Je pensais à propos de cela qu'une certaine vivacité d'impression, qui tient plus à la sensibilité physique, diminue avec l'âge. Je n'ai pas éprouvé, en arrivant ici, et surtout en y vivant quelques jours, ces mouvements de joie ou de tristesse dont ce lieu me remplissait, mouvements dont le souvenir m'était si doux... Je le quitterai probablement sans éprouver ce regret que j'avais autrefois.
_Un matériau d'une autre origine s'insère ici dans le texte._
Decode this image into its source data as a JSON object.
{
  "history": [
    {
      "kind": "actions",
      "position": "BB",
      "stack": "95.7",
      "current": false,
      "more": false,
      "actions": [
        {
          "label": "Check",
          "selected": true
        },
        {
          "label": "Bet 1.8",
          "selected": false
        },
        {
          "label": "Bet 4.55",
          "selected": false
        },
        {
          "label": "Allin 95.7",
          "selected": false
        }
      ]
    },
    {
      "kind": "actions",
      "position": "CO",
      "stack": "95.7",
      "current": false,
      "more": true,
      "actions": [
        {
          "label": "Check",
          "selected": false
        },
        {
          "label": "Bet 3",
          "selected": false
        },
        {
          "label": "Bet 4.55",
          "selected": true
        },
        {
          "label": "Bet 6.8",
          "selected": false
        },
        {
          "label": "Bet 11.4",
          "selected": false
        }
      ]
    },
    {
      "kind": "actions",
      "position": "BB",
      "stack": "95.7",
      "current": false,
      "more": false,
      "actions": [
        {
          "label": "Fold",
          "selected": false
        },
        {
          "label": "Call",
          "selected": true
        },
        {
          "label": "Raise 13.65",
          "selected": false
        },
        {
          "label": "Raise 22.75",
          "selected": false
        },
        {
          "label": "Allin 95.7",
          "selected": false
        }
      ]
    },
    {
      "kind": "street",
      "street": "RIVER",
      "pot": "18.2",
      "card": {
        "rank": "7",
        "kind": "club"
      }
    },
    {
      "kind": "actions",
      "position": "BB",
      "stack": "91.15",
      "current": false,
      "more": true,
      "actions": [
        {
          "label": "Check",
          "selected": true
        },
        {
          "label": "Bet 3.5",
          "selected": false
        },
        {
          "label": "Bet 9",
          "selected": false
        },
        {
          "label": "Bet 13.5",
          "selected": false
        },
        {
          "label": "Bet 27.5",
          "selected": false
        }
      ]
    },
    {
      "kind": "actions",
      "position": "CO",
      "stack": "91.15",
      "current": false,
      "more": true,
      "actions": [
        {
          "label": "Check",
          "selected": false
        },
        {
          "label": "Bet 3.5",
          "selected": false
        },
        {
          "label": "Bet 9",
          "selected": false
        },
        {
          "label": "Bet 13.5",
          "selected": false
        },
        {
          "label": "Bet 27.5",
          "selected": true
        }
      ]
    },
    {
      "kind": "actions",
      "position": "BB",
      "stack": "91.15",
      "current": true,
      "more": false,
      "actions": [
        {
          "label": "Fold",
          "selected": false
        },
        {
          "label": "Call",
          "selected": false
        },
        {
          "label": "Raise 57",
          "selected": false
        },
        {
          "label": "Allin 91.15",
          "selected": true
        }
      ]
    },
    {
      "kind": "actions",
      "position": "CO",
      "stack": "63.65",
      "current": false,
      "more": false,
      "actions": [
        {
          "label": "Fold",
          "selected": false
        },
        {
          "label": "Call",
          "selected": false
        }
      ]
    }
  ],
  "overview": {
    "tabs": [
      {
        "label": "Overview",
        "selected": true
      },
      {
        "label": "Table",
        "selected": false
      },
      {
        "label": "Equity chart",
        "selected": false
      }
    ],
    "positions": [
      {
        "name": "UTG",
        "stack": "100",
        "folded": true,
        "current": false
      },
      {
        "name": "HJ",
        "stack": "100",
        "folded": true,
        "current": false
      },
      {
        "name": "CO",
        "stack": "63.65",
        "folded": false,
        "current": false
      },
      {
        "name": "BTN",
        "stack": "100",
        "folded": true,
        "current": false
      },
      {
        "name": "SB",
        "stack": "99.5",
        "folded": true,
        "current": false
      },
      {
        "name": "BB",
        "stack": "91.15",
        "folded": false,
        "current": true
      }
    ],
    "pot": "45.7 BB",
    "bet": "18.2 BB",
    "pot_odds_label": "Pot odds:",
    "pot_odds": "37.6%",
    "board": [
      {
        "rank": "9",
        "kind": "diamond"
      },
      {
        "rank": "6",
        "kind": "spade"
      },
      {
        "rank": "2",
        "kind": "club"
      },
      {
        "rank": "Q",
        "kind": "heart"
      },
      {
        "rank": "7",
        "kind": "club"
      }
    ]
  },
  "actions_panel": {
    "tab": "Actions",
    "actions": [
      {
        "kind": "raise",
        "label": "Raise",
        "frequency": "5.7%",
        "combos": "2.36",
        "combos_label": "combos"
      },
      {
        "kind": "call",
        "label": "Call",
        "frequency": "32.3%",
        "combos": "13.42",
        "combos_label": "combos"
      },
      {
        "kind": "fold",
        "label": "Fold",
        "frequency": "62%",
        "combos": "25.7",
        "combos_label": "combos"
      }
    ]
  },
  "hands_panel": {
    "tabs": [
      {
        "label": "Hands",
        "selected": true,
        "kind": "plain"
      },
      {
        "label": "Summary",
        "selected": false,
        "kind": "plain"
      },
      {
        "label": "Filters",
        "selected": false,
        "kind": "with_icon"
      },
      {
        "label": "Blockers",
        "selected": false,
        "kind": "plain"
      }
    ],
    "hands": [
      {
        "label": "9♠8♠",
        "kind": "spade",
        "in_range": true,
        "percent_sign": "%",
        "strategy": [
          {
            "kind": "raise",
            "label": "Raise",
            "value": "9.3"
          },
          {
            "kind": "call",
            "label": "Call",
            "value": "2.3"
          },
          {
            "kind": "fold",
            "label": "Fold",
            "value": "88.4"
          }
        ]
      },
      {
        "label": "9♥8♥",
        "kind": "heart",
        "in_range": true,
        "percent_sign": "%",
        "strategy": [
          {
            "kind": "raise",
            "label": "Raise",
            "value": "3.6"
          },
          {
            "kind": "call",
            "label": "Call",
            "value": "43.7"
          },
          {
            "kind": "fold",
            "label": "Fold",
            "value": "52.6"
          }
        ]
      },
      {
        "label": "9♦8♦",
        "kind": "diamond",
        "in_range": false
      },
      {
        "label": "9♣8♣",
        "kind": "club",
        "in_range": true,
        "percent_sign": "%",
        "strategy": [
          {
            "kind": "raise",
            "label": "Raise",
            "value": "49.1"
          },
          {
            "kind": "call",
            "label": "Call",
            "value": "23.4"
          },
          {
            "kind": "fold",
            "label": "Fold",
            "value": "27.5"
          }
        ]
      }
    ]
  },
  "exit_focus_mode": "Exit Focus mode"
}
Quant à mon esprit, il a, bien autrement qu'à l'époque dont je parle, la sûreté, la faculté de combiner, d'exprimer; l'intelligence a grandi, mais l'âme a perdu son élasticité et son irritabilité. Pourquoi l'homme, après tout, ne subirait-il pas le sort commun des êtres? Quand nous cueillons le fruit délicieux, aurions-nous la prétention de respirer en même temps le parfum de la fleur? Il a fallu cette délicatesse exquise de la sensibilité au jeune âge pour amener cette sûreté, cette maturité de l'esprit. Peut-être les très grands hommes, et je le crois tout à fait, sont-ils ceux qui ont conservé, à l'âge où l'intelligence a toute sa force, une partie de cette impétuosité dans les impressions,... qui est le caractère de la jeunesse?
Passé la matinée à lire Montesquieu.
--A Fécamp, vers deux heures; la mer était magnifique. Beaux aspects de la vallée. Après dîner, discussion politique.